Of course, maybe init itself is corrupted. That's one's binary, so if it were corrupted I'd never know it. But then again, init was the one that gave me those messages saying that it couldn't load rc.S or rc.M
Maybe I should just wait for the CD to be available at store.slackware.com. I was just hoping to do this sooner...
So where is the floppy drive used in the process you described?
Anyway, why not burn the Zip file to the CDR instead of the directory tree. Or did you include it on the CDR to begin with all the other stuff? Copy the zip file to the hard disk an unzip it.
I know I have had problems in the past with copying from CD's under Windows with the Read-Only attribute being set. Maybe that is causing a problem here.
It may also be because the burn was to a CDR (ISO9660) probably under DOS/WIN machine the file names may have all been in uppercase or something that the init system can't find it. Don't know, but I would think that extracting the zip file directly would correct it. Just delete the old linux tree first ( deltree c:\linux ).
The Win95 shouldn't be a problem, just check the config and autoexec. Also, 16 MByte RAM should be OK I would think. I don't know how you could setup swap without a partition for it though.

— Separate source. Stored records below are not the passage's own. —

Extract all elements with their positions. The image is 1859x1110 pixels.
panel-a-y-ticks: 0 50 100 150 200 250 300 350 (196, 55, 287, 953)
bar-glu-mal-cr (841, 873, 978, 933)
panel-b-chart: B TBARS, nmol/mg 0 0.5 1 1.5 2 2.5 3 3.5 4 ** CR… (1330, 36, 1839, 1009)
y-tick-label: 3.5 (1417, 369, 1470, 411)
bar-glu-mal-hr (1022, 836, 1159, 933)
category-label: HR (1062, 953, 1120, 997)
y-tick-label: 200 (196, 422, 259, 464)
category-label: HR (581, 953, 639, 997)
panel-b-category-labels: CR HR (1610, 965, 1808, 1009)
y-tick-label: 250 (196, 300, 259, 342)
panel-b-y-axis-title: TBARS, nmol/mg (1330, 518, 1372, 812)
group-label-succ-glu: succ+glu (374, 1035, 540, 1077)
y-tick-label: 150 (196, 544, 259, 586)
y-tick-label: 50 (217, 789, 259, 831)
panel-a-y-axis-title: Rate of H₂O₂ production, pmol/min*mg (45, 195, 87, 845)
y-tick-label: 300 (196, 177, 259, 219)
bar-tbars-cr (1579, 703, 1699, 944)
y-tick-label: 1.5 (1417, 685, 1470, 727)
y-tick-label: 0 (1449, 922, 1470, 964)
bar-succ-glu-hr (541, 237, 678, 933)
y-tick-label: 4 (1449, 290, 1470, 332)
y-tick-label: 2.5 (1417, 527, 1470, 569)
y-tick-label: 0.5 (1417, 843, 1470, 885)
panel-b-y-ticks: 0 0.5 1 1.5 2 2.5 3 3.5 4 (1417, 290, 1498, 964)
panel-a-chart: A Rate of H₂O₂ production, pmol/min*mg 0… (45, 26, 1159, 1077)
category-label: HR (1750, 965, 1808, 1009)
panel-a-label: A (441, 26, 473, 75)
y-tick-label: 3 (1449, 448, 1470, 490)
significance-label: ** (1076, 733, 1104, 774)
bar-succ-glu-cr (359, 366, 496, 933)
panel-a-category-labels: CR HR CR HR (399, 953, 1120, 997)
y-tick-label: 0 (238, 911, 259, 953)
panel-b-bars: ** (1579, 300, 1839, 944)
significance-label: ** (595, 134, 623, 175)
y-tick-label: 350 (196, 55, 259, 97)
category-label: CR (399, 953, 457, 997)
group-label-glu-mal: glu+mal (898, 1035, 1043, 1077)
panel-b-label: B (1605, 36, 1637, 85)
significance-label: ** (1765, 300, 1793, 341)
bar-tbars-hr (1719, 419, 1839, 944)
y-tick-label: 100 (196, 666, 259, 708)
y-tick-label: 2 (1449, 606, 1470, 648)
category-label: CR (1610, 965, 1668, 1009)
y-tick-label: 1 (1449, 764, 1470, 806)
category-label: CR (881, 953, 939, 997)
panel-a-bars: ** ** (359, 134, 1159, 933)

Distribution: None as of right now... trying to use ZipSlack
Finally, someone else who uses ZipSlack!
/sbin/agetty: error while loading shared libraries:libc.so.6:cannot open shared object file: no such file or directory
INIT: Id "c4" respawning too fast: disabled for 5 minutes
INIT:no more processes left in the run level
This message changes with some different options.
From what I understand, someone installed Slackware on their computer, then zipped it up. Something must have been wrong with their installation.
I am not going to re-download any distros of Linux, and I can't find Linux at any stores. I wouldn't mind a fix to this problem, or maybe that one file. I sent them an E-mail about the problem, and that was 2 weeks ago.
DOS/Win95 cannot read all the files on the CD. Because they have a filename that doesnt match its naming convention ! (read - to long or inappropriate symbols) . I have run into this before also (files/folders cannot be seen from dos or "...dont exist"). Burn another copy this time dont unzip it.
Copy the *.zip to the cd and unzip it locally to the machine you intend to install it in. As mentioned earlier by Excalibur.
This way the filenames dont have to be less than a certain # of characters to be read.
Linux is still Linux regardless of the filesystem used. After you get your feet wet with it, you will be ready to take better advantage of the Native Linux filesystems.